January 23, 2017 7:28 PM   Subscribe

Spaghetti squash looks like any other squash when raw, but when cooked the flesh turns into a whole pile of squiggly bits that appear and behave remarkably like noodles. How? What's the science behind this? My Google skills are only getting me an infinite number of recipes and the history of the squash's development, which, while interesting, are not answering the basic question of HOW?
posted by Rush-That-Speaks to Science & Nature (7 answers total) 6 users marked this as a favorite
 
What exactly do you mean by "how"? The flesh of the spaghetti squash is made up of a series of tightly-compressed, noodle-like fibers or strands. When you cook it, the fibers become easy to separate. This is illustrated pretty nicely in the photos in this article (which also explains why you get longer strands if you cut the squash along the equator). Pay attention to this photo in particular.

As for why the spaghetti squash's flesh is like that, or what evolutionary purpose it serves, why it's not more common for other gourds, I don't know.
posted by rhiannonstone at 7:44 PM on January 23 [6 favorites]


A lot of other gourds have that stringy texture around the seeds.
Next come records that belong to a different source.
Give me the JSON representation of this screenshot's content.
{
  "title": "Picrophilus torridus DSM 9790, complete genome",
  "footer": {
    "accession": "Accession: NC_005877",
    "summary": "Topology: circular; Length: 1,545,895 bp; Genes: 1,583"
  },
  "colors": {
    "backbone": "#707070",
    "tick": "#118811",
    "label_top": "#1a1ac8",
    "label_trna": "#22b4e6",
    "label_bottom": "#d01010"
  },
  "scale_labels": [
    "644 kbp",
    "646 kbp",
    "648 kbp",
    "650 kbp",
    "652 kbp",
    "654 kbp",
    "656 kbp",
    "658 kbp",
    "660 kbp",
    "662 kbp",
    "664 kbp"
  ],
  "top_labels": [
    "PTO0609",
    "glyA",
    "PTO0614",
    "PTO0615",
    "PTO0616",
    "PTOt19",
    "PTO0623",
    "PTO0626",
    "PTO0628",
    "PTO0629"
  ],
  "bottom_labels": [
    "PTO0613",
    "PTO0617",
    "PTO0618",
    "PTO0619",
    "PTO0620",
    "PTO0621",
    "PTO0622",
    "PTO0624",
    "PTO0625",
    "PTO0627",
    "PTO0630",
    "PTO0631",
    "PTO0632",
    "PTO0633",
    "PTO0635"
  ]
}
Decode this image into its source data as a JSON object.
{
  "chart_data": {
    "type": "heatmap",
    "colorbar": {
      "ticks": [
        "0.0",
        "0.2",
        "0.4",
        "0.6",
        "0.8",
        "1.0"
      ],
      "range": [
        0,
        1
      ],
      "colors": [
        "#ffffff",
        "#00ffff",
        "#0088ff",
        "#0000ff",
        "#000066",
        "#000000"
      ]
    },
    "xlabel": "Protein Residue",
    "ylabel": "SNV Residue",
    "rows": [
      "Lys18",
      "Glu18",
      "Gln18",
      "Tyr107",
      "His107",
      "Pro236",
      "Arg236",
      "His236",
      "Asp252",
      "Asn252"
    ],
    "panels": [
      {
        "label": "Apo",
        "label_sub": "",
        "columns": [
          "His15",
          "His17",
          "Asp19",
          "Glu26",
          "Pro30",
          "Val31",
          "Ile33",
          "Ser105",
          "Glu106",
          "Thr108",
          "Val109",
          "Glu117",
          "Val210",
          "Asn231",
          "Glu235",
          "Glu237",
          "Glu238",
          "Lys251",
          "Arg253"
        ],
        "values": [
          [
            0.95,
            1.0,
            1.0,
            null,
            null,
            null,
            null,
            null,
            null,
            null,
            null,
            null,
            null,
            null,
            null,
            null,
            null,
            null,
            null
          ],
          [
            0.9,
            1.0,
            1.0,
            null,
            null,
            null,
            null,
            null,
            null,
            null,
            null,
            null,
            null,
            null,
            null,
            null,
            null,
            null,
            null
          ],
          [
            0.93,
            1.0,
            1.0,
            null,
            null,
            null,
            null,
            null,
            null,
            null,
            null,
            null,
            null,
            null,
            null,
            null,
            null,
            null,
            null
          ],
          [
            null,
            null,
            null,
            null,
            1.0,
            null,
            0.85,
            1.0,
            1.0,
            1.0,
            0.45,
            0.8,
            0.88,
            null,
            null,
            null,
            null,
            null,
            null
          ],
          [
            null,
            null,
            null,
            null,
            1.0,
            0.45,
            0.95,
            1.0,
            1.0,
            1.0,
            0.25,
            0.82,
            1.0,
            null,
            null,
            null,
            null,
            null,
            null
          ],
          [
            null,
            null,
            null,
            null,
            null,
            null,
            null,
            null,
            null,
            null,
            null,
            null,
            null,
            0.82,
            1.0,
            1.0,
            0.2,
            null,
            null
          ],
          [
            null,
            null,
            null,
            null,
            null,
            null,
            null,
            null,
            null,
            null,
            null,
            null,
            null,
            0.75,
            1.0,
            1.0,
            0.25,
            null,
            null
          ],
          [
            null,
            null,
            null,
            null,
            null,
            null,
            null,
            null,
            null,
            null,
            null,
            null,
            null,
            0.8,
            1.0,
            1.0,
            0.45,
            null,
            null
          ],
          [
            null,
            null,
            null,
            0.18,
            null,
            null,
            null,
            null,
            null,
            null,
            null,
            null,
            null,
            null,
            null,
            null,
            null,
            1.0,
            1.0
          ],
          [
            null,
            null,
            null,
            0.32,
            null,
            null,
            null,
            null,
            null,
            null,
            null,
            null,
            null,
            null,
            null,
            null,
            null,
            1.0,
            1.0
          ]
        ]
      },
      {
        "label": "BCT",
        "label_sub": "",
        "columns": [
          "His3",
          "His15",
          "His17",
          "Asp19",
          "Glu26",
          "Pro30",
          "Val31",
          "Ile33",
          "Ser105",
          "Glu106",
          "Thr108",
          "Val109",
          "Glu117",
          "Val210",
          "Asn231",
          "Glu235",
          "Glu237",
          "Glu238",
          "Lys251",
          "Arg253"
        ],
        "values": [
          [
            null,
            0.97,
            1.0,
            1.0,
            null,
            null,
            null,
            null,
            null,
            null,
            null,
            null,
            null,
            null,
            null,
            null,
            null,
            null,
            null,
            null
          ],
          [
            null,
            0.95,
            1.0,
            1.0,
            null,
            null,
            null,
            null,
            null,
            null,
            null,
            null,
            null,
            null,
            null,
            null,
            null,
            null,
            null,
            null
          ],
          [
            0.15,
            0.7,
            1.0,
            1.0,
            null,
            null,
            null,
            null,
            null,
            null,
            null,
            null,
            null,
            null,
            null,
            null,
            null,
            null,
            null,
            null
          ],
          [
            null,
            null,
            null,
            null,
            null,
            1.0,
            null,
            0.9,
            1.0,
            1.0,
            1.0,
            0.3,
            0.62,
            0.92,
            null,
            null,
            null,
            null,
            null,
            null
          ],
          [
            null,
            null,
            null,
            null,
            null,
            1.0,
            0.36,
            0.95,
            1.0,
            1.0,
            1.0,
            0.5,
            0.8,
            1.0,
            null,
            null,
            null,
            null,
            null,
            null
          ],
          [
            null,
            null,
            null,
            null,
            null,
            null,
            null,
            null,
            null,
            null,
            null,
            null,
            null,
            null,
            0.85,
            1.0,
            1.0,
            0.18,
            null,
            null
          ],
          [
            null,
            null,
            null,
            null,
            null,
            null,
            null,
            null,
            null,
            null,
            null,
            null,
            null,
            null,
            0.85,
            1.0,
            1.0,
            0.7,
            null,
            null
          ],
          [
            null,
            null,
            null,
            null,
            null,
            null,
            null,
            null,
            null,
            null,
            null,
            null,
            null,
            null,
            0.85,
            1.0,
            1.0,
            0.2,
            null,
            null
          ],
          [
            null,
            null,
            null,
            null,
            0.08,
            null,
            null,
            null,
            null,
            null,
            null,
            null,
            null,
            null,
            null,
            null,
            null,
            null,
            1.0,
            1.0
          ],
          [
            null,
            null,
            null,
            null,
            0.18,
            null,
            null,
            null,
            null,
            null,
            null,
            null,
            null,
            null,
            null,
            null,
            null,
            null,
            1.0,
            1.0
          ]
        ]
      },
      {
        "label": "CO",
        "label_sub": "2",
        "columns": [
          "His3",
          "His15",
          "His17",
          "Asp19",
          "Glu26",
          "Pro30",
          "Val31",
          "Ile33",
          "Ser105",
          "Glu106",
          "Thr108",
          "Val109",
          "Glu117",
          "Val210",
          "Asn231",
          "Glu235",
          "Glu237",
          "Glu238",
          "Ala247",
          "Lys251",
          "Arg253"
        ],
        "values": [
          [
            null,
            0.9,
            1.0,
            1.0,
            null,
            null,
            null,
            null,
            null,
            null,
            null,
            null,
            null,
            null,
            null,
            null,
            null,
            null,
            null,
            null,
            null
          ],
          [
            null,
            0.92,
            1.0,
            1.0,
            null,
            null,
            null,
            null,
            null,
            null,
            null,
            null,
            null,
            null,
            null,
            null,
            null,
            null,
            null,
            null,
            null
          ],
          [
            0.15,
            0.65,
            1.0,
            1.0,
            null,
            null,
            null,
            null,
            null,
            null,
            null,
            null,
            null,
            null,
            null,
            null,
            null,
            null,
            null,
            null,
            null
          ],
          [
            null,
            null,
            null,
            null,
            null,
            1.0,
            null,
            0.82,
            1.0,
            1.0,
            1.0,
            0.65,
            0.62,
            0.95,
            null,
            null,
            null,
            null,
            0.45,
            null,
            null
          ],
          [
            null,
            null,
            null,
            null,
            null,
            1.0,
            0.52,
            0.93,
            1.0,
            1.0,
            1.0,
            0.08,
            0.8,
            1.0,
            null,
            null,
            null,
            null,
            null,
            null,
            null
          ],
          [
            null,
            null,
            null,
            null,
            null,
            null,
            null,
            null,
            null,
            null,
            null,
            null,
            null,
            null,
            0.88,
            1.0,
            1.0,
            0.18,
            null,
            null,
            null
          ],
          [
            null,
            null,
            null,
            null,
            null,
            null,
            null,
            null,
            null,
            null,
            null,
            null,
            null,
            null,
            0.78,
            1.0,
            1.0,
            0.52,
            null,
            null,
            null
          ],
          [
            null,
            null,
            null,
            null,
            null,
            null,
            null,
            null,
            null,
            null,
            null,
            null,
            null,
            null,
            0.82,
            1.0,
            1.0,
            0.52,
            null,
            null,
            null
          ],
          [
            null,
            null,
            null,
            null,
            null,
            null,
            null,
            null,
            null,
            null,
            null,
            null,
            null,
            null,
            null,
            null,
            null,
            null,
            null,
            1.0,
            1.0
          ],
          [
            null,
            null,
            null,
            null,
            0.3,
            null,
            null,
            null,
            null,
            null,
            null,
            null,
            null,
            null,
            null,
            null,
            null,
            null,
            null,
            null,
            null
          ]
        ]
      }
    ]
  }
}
Did someone just decide to replant and cross the gourds with the greatest volume of stringiness, for fun and for profit?
posted by batter_my_heart at 7:53 PM on January 23


It contains alternating deposits of high methoxyl pectin and low methoxyl pectin. The former kind of pectin dissolves during cooking, while the latter does not. Hence: strings. Cite.
posted by julthumbscrew at 7:55 PM on January 23 [32 favorites]


I don't know exactly what these strands are composed of, but I think it's worth noting that spaghetti squash is not the only "stringy" squash out there. Pumpkins and acorn squashes also tend to have relatively stringy flesh — and what do you know, all three species are cultivars of the same species, Curcurbita pepo. (This is akin to how broccoli, cauliflower, cabbage, kale, etc. are all the same species.) It's not too hard to imagine some proto-stringy squash whose strands were thickened & elongated over millenia via selective breeding (probably not Mother Nature.)
posted by Johnny Assay at 7:56 PM on January 23


Speaking of fibrous gourds, there's the sponge squash which I've always thought was pretty cool.
posted by bunderful at 8:27 PM on January 23


The Botanist in the Kitchen has a post with some info about the genetics of spaghetti squash, and their bibliography links to this paper with details on the pectin structure that julthumbscrew described.
posted by ourobouros at 6:20 AM on January 24 [1 favorite]


(thank you for this question, my partner and I discovered today that we love spaghetti squash and meatballs!)